Sometimes a Dude Just Wants To Get Some Opinions Out Real Loud

Submitted by mike, 11/17/09 3:43 PM

So this year at film festivals around the world Werner Herzog announced his triumphant return to fiction filmmaking after years of largely favouring documentary work with two films: Bad Lieutenant: Port of Call New Orleans and My Son, My Son, What Have Ye Done. The first, due for limited release this Friday the 20th of November, is a conceptually weird non-sequel to non-remake of Abel Ferrara's 1992 classic Bad Lieutenant. We'll have our (very positive) review up later this week but suffice it to say for now that for fans of Herzog's work with the late great Klaus Kinski (the two collaborated on five films), it seems as if in Nic Cage the director has found someone that shares at least a sliver, a chunk of Kinski's legendary loopy fire.

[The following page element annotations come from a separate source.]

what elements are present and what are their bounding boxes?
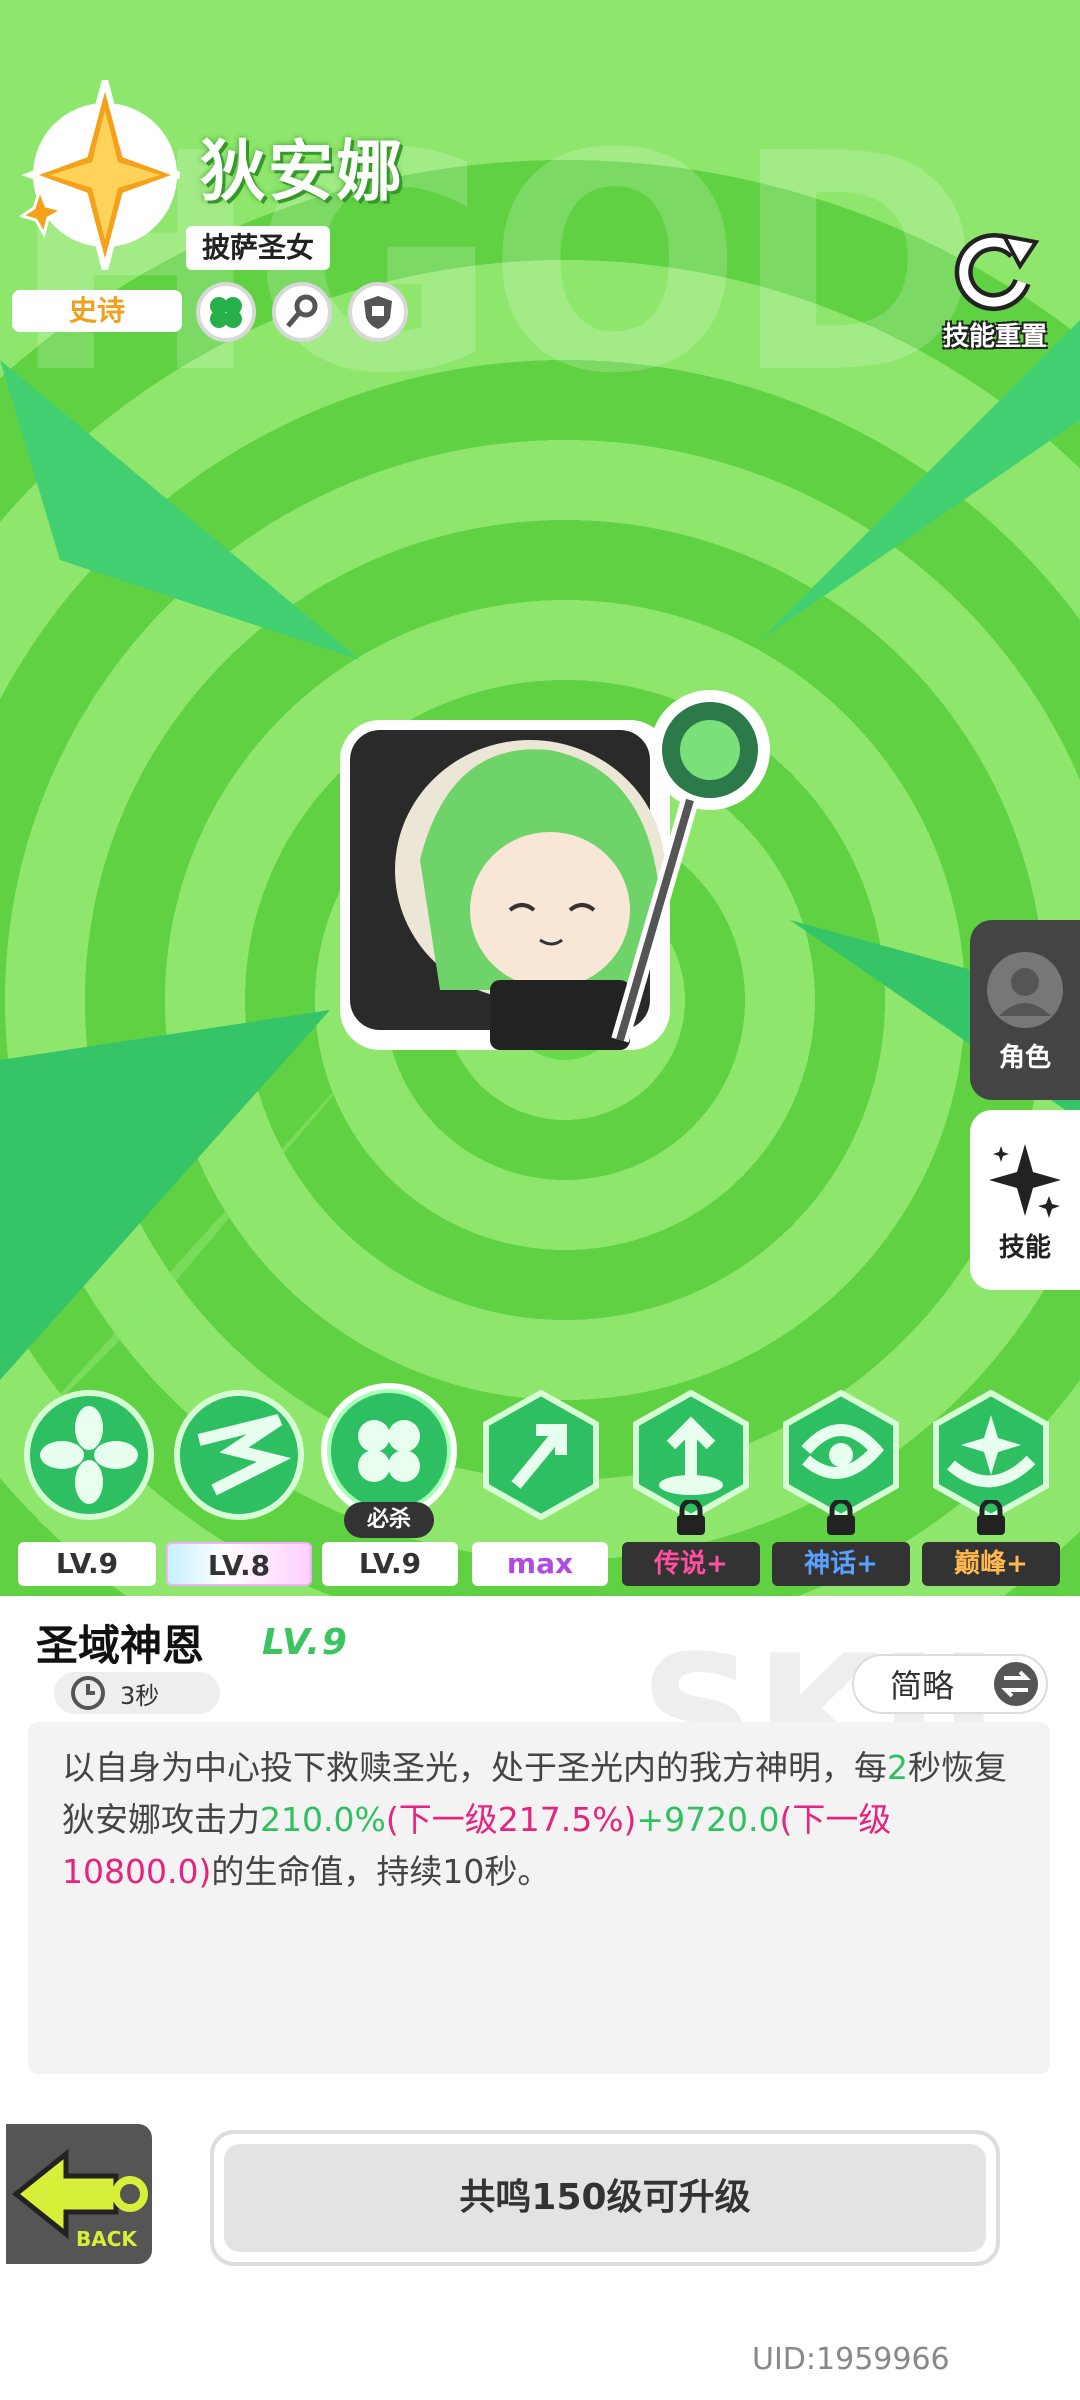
rarity-badge: 史诗 — [12, 290, 182, 332]
lock-icon — [977, 1500, 1005, 1535]
clover-icon[interactable] — [196, 282, 256, 342]
skill-slot-3-selected[interactable] — [318, 1380, 460, 1522]
sparkle-icon — [989, 1144, 1061, 1218]
flower-skill-icon — [24, 1390, 154, 1520]
skill-reset-label: 技能重置 — [942, 322, 1047, 352]
skill-reset-button[interactable]: 技能重置 — [920, 232, 1070, 352]
skill-level-3: LV.9 — [322, 1542, 458, 1586]
lock-icon — [827, 1500, 855, 1535]
toggle-label: 简略 — [890, 1667, 955, 1705]
description-toggle-button[interactable]: 简略 — [852, 1654, 1048, 1714]
shield-icon[interactable] — [348, 282, 408, 342]
skill-level-7-locked: 巅峰+ — [922, 1542, 1060, 1586]
rarity-emblem-icon — [20, 80, 180, 270]
avatar-icon — [987, 952, 1063, 1028]
character-name: 狄安娜 — [200, 133, 404, 210]
skill-description: 以自身为中心投下救赎圣光，处于圣光内的我方神明，每2秒恢复狄安娜攻击力210.0… — [62, 1748, 1007, 1891]
skill-level-5-locked: 传说+ — [622, 1542, 760, 1586]
upgrade-label: 共鸣150级可升级 — [224, 2144, 986, 2252]
skill-level-4: max — [472, 1542, 608, 1586]
arrow-skill-icon — [483, 1389, 599, 1521]
skill-level-2: LV.8 — [166, 1542, 312, 1586]
clock-icon — [71, 1676, 105, 1710]
user-id: UID:1959966 — [752, 2342, 950, 2377]
upgrade-button[interactable]: 共鸣150级可升级 — [210, 2130, 1000, 2266]
skill-name: 圣域神恩 — [36, 1621, 205, 1670]
ultimate-badge: 必杀 — [344, 1502, 434, 1538]
lock-icon — [677, 1500, 705, 1535]
back-label: BACK — [76, 2227, 138, 2251]
skill-slot-2[interactable] — [174, 1390, 304, 1520]
swap-icon — [994, 1662, 1038, 1706]
tab-skill-label: 技能 — [998, 1233, 1051, 1263]
key-icon[interactable] — [272, 282, 332, 342]
cooldown-text: 3秒 — [120, 1681, 160, 1710]
side-tabs: 角色 技能 — [970, 920, 1080, 1290]
character-title: 披萨圣女 — [186, 226, 331, 270]
skill-level-6-locked: 神话+ — [772, 1542, 910, 1586]
tab-skill[interactable]: 技能 — [970, 1110, 1080, 1290]
back-arrow-icon: BACK — [11, 2148, 148, 2251]
skill-slot-1[interactable] — [24, 1390, 154, 1520]
character-sprite — [340, 690, 770, 1050]
wind-skill-icon — [174, 1390, 304, 1520]
clover-skill-icon — [321, 1383, 457, 1519]
skill-level-1: LV.9 — [18, 1542, 156, 1586]
cooldown-badge: 3秒 — [54, 1672, 220, 1714]
back-button[interactable]: BACK — [0, 2118, 158, 2270]
skill-level: LV.9 — [262, 1622, 349, 1663]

So to celebrate their in-retrospect inevitable pairing, and in celebration of the late Kinski, we've been passing around thesubstream studio clips of our all time favourite freak-outs. Let us know what we've missed. The top five:

 

Number One: Kinski is unhappy with jungle catering

The man, the legend Klaus Kinski in a clip recorded on the set of Herzog's Fitzcarraldo, from the director's 1999 doc about their relationship, My Best Friend. Later in that film Herzog relates how the natives he had hired as actors offered to murder Kinski, for free, as a favour. No one could yell like that man.

 

Number Two: A dude hates a videogame

Some pairings, like Kinski and Herzog in the jungle heat, result in vesuvian catharsis, artistic explosions like Fitzcarraldo. Some, like this wet, milky English dude and playing Call of Duty: Modern Warfare Two in a dank basement for 17 hours, result in a different kind of art.

 

Number Three: Leave Britney Alone

Obvious, sure. This dude Chris Crocker has turned his crazy crying defense of Britney Spears into a cottage industry and has been parodied to the moon and back. But the thing about this kind of raw emotion, this naked human vulnerability, this stripping bare of the chaotic, troubled soul of a man is that it will literally never stop being funny, ever.

 

Number Four: It could be worse, kid... you could be a Leafs fan

A clip I'm half convinced is an art installation. The favoured San Jose Sharks lost their first-round playoff series to the Ducks, and this super-fan broadcast his heart-breaking reaction to the folks watching his "channel" on Justin.tv. His maudlin, hammy crying is at first disappointingly mundane, but the piece transforms itself in its latter half, in a chapter called "Red Ceiling Fan w/ Disappointed, Confused Dad".

 

Number Five: The wrong David

An essay on the group dynamics of grief: post-the loss of their favourite candidate on "American Idol", this troupe of tween scream queens is a portrait of the multivaried faces of grief: rage, shock, acting out, desolation, denial, being embarrassed about the t-shirt you're wearing, getting laughed at by your friend's dad, sorrow. Poignant, a documentary on pathos.

 

Special Mention for Achievement in Fake Freaking Out: The remote-up-the-butt dude

 

 

He had me until he tried to sodomize himself with a remote control, which says scary things about the plausibility of mmorpg-induced mania in teens I guess. Bravo, WoW butt dude, bravo.